Кто-то, никто, сто тысяч (Пиранделло) - страница 34

Мой отец!

Сейчас эта бездна полна только окаменевшим молчанием, чреватым всем тем, что так и не было осуществлено, так и не обрело формы, тем, что продолжает существовать по инерции, невысказанное и непроницаемое для духа.

Но было одно мгновение, которое я ощутил как вечность. Это когда я почувствовал весь ужас слепой необходимости, всего того, чего уже нельзя изменить: тюрьма времени, рождение именно тогда, а не до и не после, имя и тело, которое нам дается, цепь причин и следствий, семя, посеянное этим человеком, сделавшимся моим отцом помимо своей воли, мое возникновение из этого семени — плод, сотворенный этим человеком невольно, плод, завязавшийся на этой ветке, плод, произросший из этих корней.

4. Семя

И вот тогда-то я в первый раз увидел отца так, как никогда его не видел: то есть отдельно от меня, внутри его собственной жизни, конечно не таким, как ощущал себя он сам — это мне было недоступно, — но совершенно чужим мне, таким, каким могли его видеть другие.

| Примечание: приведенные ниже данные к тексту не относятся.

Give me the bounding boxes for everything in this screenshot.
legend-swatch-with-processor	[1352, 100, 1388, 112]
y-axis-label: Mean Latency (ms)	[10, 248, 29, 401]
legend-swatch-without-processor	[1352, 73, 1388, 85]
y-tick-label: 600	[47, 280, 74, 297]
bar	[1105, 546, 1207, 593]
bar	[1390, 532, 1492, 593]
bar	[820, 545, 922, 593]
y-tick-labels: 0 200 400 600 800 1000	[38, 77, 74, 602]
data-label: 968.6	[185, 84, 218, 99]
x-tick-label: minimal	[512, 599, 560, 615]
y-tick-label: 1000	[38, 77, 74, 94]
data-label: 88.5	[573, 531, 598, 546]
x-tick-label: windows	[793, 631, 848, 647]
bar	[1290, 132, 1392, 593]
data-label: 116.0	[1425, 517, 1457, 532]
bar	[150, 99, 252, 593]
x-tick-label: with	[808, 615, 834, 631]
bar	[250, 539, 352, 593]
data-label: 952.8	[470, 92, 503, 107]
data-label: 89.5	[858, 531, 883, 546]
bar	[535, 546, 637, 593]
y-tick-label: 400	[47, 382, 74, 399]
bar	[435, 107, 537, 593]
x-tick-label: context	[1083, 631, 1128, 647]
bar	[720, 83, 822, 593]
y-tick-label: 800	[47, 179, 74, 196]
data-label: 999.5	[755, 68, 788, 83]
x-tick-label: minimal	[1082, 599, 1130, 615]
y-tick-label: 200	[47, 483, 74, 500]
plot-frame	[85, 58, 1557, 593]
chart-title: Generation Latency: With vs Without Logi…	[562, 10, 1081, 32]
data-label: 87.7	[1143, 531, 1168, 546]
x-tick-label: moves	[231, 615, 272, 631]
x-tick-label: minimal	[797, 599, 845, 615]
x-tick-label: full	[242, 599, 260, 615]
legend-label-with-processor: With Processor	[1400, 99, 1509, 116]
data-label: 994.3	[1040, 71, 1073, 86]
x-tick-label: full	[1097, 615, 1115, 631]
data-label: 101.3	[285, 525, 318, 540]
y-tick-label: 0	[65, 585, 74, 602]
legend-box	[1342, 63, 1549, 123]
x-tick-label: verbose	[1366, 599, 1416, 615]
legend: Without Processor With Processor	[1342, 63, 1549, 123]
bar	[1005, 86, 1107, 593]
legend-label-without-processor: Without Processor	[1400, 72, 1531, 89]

Я думаю, такое случается со всеми детьми. Я хочу сказать, что каждому из нас случается вдруг заметить в отце, которого мы всегда так уважали, что-то постыдное, от чего вдруг захочется провалиться сквозь землю. Заметить, например, что другие видят твоего отца совсем не таким, каким видишь его ты. Открыть вдруг, что он живет своею собственной жизнью, что он человек, существующий отдельно от нас, живущий для себя самого, вступающий в какие-то свои отношения с другими людьми. А если эти другие, говоря с ним, понуждая его отвечать, смотреть на них, смеяться, на мгновенье забудут о нашем присутствии, мы увидим в нем то, что видят они, того человека, каким он живет в их представлении. Другого человека! Но что это? Непонятно как, но движением руки или взглядом отец дал другим понять, что мы рядом. И этот едва заметный, потаенный жест в мгновенье ока отверзает у нас в душе зияющую пропасть. Тот, кто был нам всегда так близок, вдруг отодвигается куда-то далеко-далеко и выглядит совсем чужим. И вся наша жизнь как будто порвана в клочья — кроме этого места, где она еще остается скрепленной с этим человеком. И это место — постыдное место. То, что этим жестом отец отделил, отбросил от себя факт нашего рождения так, как отбрасывают от себя ничтожную, нестоящую вещь, нечто, что можно было предвидеть, но что получилось невольно, не вещь, а так, пустяк, след поступка, плод действия, совершенного когда-то вот этим абсолютно чужим нам человеком, — это-то и вызывает у нас острый стыд, досаду и ярость. И если не ярость, то досаду видим мы и в глазах отца, когда они встречаются с нашими. Мы, стоящие перед ним уже на собственных ногах, мы, глядящие на него настороженным и враждебным взглядом, — разве этого ожидал он, когда утолял свою минутную страсть? И вот оно, его семя, извергнутое он сам не знает как, вот оно стоит перед ним, ощупывает его выпученными, как у улитки, глазами, судит его, мешает ему полностью предаться своим удовольствиям, быть свободным, быть другим по отношению и к нам тоже.